Een conformiteitsbeoordelingsinstantie is een derde partij die onafhankelijk is van de organisatie of de fabrikant waarvan zij het product beoordeelt.
Een instantie die lid is van een organisatie van ondernemers en/of van een vakorganisatie die ondernemingen vertegenwoordigt die betrokken zijn bij het ontwerp, de vervaardiging, de levering, de montage, het gebruik of het onderhoud van de door haar beoordeelde producten, kan als een dergelijke instantie worden beschouwd op voorwaarde dat haar onafhankelijkheid en de afwezigheid van belangenconflicten aangetoond worden.
2.
De onpartijdigheid van de conformiteitsbeoordelingsinstanties, hun hoogste leidinggevenden en het beoordelingspersoneel moet worden gewaarborgd.
3.
Een conformiteitsbeoordelingsinstantie, haar hoogste leidinggevenden en het personeel dat de conformiteitsbeoordelingstaken verricht, mogen niet de ontwerper, fabrikant, leverancier, installateur, koper, eigenaar, gebruiker of onderhouder zijn van de door hen beoordeelde producten, noch de gemachtigde van één van deze partijen.

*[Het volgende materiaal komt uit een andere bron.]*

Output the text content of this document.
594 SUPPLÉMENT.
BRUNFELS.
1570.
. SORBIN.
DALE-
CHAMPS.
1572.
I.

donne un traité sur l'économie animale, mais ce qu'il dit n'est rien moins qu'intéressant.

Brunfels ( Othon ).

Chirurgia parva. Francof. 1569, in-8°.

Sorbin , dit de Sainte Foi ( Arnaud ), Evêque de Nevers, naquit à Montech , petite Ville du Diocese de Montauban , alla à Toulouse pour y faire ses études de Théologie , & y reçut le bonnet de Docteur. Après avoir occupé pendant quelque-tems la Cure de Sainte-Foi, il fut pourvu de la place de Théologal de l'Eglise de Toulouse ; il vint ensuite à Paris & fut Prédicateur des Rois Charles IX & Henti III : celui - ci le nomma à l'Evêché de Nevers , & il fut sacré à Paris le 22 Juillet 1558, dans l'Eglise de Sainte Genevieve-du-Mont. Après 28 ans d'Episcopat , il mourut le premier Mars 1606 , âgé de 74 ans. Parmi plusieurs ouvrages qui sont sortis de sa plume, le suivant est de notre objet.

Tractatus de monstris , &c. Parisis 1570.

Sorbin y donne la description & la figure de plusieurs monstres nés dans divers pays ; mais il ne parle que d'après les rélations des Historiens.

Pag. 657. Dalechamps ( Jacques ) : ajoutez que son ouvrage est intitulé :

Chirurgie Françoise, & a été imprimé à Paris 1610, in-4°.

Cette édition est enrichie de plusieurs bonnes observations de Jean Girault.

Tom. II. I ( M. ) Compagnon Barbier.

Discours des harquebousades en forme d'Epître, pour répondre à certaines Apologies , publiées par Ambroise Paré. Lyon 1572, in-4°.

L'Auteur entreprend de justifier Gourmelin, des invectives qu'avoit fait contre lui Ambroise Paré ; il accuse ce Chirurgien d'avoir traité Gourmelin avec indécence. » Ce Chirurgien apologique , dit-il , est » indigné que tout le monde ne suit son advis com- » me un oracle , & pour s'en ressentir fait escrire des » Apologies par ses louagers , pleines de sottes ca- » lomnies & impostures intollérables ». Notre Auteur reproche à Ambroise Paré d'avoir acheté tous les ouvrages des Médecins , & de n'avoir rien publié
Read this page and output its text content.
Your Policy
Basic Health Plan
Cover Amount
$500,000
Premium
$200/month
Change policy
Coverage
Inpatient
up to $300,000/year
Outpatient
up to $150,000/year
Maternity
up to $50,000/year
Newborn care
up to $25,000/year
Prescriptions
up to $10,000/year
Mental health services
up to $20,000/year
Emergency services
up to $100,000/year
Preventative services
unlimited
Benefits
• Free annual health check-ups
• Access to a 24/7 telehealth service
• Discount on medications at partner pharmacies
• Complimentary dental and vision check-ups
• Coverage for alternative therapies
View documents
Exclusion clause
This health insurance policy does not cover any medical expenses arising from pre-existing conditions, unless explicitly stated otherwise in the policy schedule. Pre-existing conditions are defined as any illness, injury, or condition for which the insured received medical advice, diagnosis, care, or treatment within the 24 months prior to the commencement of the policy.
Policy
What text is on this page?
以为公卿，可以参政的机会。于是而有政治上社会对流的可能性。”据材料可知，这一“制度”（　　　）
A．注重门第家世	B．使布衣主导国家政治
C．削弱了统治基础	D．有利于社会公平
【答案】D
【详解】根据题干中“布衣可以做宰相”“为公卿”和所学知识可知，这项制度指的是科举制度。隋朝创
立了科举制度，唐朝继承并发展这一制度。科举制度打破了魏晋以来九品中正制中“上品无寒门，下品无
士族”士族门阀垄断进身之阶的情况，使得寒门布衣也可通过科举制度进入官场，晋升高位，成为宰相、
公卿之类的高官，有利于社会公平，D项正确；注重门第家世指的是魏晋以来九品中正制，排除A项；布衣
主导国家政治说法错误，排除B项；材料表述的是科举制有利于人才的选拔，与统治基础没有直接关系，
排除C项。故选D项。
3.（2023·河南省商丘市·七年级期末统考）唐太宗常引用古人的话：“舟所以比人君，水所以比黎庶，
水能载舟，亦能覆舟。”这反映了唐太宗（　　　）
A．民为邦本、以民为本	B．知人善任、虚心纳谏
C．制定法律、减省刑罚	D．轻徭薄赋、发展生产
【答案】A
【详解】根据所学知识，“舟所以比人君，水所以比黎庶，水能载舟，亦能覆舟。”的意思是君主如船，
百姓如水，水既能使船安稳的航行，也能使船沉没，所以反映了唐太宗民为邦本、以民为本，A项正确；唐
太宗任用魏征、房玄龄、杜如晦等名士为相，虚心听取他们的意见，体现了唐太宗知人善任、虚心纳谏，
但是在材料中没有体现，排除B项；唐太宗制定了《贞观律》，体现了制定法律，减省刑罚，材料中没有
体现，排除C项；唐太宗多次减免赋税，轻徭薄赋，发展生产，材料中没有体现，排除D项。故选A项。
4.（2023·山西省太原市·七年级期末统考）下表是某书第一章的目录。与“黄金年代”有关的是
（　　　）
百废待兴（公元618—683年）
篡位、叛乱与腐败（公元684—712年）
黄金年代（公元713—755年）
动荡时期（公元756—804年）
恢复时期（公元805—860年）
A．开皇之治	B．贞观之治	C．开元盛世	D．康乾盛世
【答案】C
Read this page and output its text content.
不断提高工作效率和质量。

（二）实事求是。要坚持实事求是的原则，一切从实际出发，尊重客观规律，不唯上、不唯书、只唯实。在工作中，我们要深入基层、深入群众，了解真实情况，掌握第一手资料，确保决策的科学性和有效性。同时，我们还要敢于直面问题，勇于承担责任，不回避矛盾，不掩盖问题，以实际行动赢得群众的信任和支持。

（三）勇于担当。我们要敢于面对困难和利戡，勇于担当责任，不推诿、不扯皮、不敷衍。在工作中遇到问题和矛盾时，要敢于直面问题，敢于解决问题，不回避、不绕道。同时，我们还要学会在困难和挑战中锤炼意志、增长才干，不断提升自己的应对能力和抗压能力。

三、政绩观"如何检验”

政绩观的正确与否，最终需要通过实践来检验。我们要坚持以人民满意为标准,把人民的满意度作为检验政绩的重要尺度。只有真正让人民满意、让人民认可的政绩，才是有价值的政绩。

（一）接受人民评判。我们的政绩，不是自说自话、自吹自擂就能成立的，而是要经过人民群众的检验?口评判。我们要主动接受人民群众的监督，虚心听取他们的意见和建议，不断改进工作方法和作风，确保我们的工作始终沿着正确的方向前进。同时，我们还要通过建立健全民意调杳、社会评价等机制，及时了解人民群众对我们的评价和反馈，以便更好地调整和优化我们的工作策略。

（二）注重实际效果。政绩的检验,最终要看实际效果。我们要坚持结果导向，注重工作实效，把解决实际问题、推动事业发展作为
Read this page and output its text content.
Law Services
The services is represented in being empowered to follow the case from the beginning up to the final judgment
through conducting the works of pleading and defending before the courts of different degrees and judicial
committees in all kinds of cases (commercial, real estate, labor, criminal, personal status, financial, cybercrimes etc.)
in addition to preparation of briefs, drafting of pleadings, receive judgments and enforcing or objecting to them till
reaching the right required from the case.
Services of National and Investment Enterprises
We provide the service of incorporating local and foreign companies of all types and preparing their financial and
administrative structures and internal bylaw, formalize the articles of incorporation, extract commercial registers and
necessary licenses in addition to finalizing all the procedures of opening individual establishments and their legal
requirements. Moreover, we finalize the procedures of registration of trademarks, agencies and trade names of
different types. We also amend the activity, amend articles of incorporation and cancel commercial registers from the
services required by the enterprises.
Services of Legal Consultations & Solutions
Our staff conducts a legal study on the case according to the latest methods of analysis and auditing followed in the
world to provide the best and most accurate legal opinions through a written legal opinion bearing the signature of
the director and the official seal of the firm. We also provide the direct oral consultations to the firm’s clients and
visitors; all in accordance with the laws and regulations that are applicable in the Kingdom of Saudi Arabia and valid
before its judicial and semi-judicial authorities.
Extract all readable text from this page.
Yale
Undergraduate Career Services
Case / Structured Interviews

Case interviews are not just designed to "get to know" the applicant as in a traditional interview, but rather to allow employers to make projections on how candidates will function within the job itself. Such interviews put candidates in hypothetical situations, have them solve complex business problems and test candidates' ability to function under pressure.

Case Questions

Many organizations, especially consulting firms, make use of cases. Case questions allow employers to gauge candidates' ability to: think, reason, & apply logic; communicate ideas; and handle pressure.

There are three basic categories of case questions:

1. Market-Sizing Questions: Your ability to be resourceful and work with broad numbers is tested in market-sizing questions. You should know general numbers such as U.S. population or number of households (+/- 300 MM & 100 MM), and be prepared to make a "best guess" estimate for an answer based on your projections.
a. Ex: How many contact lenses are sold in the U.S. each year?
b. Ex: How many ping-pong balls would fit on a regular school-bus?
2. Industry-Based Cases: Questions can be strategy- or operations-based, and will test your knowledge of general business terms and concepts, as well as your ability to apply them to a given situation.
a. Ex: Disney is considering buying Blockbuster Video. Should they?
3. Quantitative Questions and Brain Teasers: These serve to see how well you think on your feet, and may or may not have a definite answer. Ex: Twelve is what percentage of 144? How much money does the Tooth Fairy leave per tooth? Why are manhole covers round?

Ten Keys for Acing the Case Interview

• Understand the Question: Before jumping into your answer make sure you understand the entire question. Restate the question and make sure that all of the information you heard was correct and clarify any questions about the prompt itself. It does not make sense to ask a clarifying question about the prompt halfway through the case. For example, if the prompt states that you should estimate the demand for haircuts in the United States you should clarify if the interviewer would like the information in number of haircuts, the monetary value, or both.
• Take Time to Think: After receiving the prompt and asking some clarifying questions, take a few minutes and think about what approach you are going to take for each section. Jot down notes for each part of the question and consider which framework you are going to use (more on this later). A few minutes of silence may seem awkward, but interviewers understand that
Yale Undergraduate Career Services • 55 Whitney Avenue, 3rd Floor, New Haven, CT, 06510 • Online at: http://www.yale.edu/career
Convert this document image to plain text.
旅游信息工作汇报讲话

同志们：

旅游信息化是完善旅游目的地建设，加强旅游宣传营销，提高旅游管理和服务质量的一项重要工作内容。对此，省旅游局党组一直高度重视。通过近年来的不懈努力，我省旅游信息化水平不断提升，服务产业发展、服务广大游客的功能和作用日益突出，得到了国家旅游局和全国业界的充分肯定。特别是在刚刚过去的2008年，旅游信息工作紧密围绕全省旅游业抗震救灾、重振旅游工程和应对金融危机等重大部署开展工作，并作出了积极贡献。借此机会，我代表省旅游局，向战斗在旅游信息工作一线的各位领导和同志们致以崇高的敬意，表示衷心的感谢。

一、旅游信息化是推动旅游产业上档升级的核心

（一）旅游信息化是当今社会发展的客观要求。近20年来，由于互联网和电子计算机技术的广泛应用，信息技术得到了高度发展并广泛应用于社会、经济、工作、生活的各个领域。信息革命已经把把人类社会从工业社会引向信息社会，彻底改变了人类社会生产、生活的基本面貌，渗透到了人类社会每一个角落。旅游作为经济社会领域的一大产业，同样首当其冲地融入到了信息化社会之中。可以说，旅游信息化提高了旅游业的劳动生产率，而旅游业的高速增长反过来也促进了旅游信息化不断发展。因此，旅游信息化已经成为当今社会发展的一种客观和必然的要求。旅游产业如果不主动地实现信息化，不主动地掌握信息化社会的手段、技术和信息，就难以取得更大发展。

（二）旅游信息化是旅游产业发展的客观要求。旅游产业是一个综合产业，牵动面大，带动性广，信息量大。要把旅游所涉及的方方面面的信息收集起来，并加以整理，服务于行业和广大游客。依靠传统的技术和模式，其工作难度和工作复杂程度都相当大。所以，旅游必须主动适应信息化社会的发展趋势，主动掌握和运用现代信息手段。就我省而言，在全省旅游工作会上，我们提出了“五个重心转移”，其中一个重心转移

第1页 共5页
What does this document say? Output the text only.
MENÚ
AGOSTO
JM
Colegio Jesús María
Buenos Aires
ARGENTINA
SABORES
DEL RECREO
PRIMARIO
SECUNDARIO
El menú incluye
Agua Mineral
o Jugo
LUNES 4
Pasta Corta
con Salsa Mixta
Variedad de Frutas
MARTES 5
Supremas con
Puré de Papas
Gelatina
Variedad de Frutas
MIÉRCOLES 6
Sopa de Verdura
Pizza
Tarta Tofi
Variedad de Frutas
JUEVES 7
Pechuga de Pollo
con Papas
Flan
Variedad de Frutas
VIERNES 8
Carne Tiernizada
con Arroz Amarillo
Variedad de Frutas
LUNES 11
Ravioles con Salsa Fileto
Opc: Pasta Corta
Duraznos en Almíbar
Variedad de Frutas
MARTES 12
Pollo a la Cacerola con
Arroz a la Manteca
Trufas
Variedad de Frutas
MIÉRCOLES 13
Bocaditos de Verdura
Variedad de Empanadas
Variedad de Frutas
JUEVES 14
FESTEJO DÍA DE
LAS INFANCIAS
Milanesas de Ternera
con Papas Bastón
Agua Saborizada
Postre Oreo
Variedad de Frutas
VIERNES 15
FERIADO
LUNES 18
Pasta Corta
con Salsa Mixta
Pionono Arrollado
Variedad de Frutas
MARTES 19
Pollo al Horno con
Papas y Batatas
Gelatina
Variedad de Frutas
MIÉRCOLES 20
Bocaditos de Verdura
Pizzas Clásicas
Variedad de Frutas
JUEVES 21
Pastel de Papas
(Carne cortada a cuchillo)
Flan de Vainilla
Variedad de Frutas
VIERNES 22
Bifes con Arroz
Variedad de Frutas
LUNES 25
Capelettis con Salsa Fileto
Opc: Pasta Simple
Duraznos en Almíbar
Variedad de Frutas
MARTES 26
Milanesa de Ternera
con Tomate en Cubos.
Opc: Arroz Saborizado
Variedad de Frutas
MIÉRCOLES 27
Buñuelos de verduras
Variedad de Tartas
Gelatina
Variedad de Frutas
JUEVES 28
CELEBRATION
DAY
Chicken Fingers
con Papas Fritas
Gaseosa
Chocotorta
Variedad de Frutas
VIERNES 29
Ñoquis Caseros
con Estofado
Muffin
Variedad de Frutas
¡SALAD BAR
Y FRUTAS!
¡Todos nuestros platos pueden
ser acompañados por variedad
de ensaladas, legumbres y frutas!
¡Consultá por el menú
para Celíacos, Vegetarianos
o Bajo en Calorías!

Dit vormt echter geen beletsel voor het gebruik van beoordeelde producten die nodig zijn voor de activiteiten van de conformiteitsbeoordelingsinstantie of voor het gebruik van de producten voor persoonlijke doeleinden.
4.
Een conformiteitsbeoordelingsinstantie, haar hoogste leidinggevenden en het personeel dat de conformiteitsbeoordelingstaken verricht, mogen niet rechtstreeks of als vertegenwoordiger van de betrokken partijen zijn betrokken bij het ontwerpen, vervaardigen of bouwen, verhandelen, installeren, gebruiken of onderhouden van deze producten. Zij oefenen geen activiteiten uit die hun onafhankelijk oordeel of hun integriteit met betrekking tot conformiteitsbeoordelingsactiviteiten waarvoor zij zijn aangemeld, in het gedrang kunnen brengen. Dit verbod geldt in het bijzonder voor adviesdiensten.
5.
Conformiteitsbeoordelingsinstanties zorgen ervoor dat de activiteiten van hun dochterondernemingen of onderaannemers geen afbreuk doen aan de vertrouwelijkheid, objectiviteit of onpartijdigheid van hun conformiteitsbeoordelingen.
6.
Conformiteitsbeoordelingsinstanties en hun personeel voeren de conformiteitsbeoordelingen uit met de grootste mate van beroepsintegriteit en met de vereiste technische bekwaamheid op het specifieke gebied en zij zijn vrij van elke druk en beïnvloeding, met name van financiële aard, die hun oordeel of de resultaten van hun conformiteitsbeoordelingen kunnen beïnvloeden, met name met betrekking tot personen of groepen van personen die belang hebben bij de resultaten van deze activiteiten.